If you're writing unit tests, and you're even determining the level of coverage of those tests, are all of the developers and managers certain that all of these tests are passing? You can't be certain of this until the unit tests are run every time the source code is built. This requires adding a step to the required build process that compiles and runs the unit tests, and most importantly, requires all the unit tests to pass for the build to be marked as completed. If you don't have this, then management is not fully committed to unit tests.
This level is easy to achieve with Maven. If you have any unit tests at all in a project, Maven notices them, and if any of them fail, the build fails. This is the default behavior, without adding any configuration at all. If you're using Ant (what I like to call "build assembly language"), then you have to take manual steps to make this happen (just like anything else you have to do in Ant).
Level 7 - Code Coverage Feedback Loop
At this point, we're likely in a very good state. There's only one missing element related to code coverage, and with that some general code quality issues.

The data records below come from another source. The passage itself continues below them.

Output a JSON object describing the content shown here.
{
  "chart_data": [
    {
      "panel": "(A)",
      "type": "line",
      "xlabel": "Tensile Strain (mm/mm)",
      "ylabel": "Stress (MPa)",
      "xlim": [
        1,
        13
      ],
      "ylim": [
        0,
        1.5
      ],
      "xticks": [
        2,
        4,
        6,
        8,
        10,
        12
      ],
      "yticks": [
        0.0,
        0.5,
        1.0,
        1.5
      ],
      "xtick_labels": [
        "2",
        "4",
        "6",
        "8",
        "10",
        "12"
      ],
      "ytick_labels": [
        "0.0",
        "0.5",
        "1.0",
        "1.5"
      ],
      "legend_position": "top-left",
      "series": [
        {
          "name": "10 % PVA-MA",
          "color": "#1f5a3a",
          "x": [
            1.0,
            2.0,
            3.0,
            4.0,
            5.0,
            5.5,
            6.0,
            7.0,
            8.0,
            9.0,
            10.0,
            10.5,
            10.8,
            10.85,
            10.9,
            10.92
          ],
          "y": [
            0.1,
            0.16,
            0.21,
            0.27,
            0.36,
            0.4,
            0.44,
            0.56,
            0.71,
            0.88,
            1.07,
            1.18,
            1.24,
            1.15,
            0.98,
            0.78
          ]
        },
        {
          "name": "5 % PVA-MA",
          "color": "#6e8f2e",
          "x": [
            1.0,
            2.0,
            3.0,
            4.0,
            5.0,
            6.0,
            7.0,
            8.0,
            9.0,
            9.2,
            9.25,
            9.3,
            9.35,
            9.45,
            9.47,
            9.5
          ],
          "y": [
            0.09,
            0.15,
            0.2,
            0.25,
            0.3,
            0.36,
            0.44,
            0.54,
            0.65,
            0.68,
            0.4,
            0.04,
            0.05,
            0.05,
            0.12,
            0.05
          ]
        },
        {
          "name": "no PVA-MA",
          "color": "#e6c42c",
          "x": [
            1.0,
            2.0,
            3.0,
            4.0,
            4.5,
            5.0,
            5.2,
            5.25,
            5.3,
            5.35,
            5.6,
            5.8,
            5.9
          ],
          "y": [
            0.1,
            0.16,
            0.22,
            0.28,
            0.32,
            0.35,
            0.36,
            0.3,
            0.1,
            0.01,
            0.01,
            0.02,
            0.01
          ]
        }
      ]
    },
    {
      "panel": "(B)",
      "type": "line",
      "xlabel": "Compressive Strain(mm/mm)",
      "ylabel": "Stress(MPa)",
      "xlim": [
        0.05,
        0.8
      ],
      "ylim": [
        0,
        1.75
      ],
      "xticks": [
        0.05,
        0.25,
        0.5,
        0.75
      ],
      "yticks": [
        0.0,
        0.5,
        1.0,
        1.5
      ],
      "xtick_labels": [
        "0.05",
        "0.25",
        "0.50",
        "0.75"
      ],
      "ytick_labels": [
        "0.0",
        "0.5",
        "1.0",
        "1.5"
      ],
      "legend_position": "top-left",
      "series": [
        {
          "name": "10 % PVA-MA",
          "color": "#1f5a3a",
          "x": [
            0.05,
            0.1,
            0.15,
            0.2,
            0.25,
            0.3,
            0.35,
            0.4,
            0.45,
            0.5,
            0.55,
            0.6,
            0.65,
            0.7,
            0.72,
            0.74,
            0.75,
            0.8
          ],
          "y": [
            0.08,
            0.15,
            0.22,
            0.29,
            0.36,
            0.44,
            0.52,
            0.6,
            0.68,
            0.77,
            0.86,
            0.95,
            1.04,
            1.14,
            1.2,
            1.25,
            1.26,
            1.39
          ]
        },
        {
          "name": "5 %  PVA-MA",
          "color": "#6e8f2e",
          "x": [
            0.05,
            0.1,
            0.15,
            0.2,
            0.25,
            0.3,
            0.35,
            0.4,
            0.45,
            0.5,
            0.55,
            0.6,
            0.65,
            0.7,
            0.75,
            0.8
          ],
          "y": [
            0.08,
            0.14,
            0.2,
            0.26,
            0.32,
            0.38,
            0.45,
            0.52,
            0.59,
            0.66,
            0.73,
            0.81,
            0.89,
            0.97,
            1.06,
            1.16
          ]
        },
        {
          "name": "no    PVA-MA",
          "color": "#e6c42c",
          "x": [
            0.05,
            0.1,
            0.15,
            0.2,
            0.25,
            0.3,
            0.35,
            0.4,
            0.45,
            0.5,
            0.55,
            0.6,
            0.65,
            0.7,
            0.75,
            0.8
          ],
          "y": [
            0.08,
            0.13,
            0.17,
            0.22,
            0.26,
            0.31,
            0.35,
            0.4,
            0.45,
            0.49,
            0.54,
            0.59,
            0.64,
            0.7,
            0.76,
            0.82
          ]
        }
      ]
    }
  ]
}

We're generating code coverage statistics, but only the developers writing unit tests are looking at the data, and likely only for the unit tests that they have individually written. In addition, some projects are doing better than others at extending coverage, and there isn't enough awareness of the projects with deficient coverage.
The problem is that these statistics aren't being published anywhere so it's easy for managers or other developers to see. This is what you get with Sonar. With this in place, not only are code coverage statistics being published for easy viewing, it will present the history of increases or decreases in code coverage for individual or aggregate projects, to a potentially obsessive level of detail.
Sonar also provides other code quality metrics like FindBugs, PMD, and Checkstyle, just to name the more prominent ones.
Level 8 - Automated Builds and Tasks
Now that all of these features are in place, it would be a complete mess if all of these things had to be run manually.
What you want to see happen is that when a developer clicks a button to check in a set of files, an automated process notices a new checkin and starts a set of processes does something like the following:
- Checks out a fresh copy of the source tree
- Compiles the source code
- Runs the unit tests, generating code coverage statistics
- Runs a Sonar scan
- Assembles deployable artifacts
- Deploys artifacts to acceptance test servers
- Runs automated acceptance tests
- Publishes results from all automated deployment and test steps
This is what a continuous integration server is for. There are several good choices for this, including Jenkins, Hudson, and Bamboo. With any of these in place, setting up and maintaining all of these automated tasks is very straightforward.